Au début du XXe siècle, le bison d’Europe, le plus grand mammifère terrestre du continent, a bien failli disparaître à tout jamais. Décimée par une chasse intensive et la destruction progressive de son habitat naturel, l’espèce a été officiellement déclarée éteinte à l’état sauvage en 1927.
À cette époque critique, il ne restait plus que cinquante-quatre individus en captivité, dispersés dans différents parcs zoologiques et réserves à travers l’Europe. La survie de ce géant herbivore a alors reposé sur un ambitieux programme international de reproduction, initié dans les années 1920.

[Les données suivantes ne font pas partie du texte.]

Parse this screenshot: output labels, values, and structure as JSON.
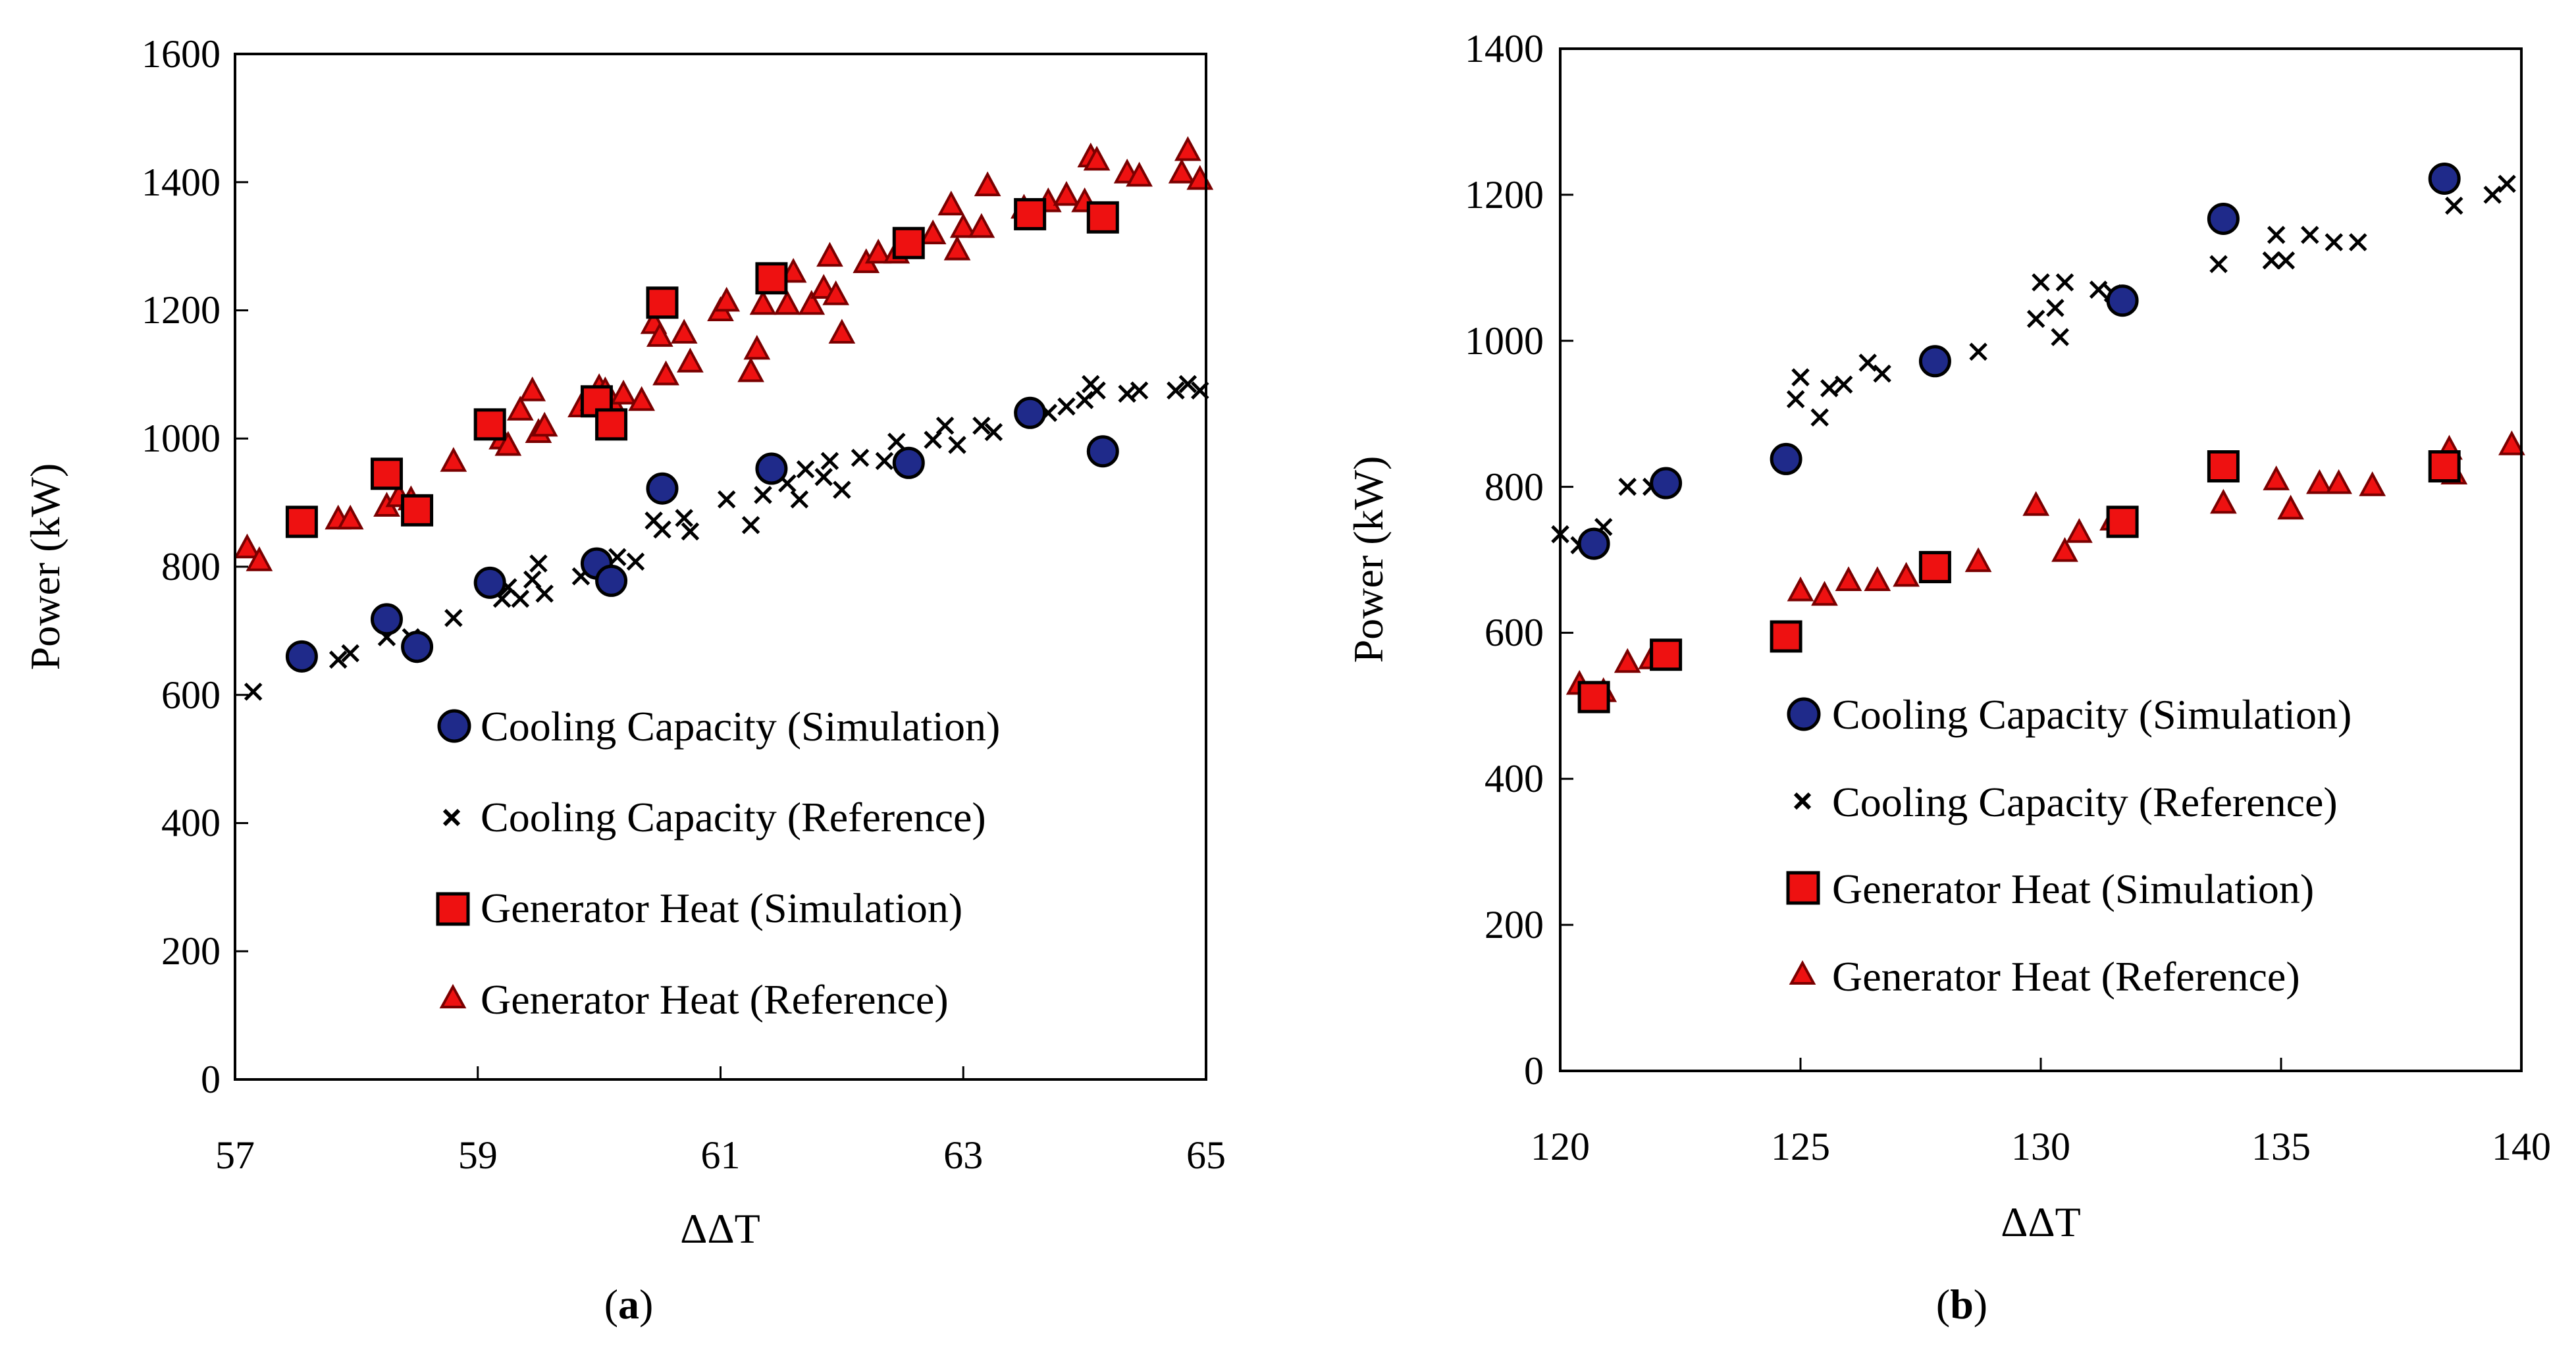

Aujourd’hui, l’ensemble des bisons européens actuels descendent de seulement douze fondateurs. Ce goulot d’étranglement génétique représente d’ailleurs toujours un défi majeur pour la conservation à long terme de l’espèce. Toutefois, grâce à une gestion scientifique rigoureuse des lignées et à une forte coopération entre les institutions, les populations captives se sont progressivement reconstituées.
Le retour progressif du géant des forêts
Cette augmentation des effectifs a rendu possibles les premières réintroductions dans la nature dès les années 1950. La célèbre forêt de Białowieża, située à la frontière entre la Pologne et la Biélorussie, a été le théâtre de ces premiers lâchers historiques.
Depuis lors, de nombreux pays européens ont emboîté le pas. Le bison est désormais de retour dans une dizaine de nations, parmi lesquelles figurent la Roumanie, l’Allemagne, la Slovaquie et l’Espagne. Selon de récentes estimations, la population mondiale dépasse aujourd’hui les 9 000 individus, dont une part croissante évolue en totale liberté.
Sur le plan écologique, ces grands herbivores jouent un rôle fondamental. En se nourrissant, en piétinant les sols et en dispersant les graines, ils façonnent les écosystèmes, maintiennent les paysages ouverts et favorisent grandement la biodiversité locale.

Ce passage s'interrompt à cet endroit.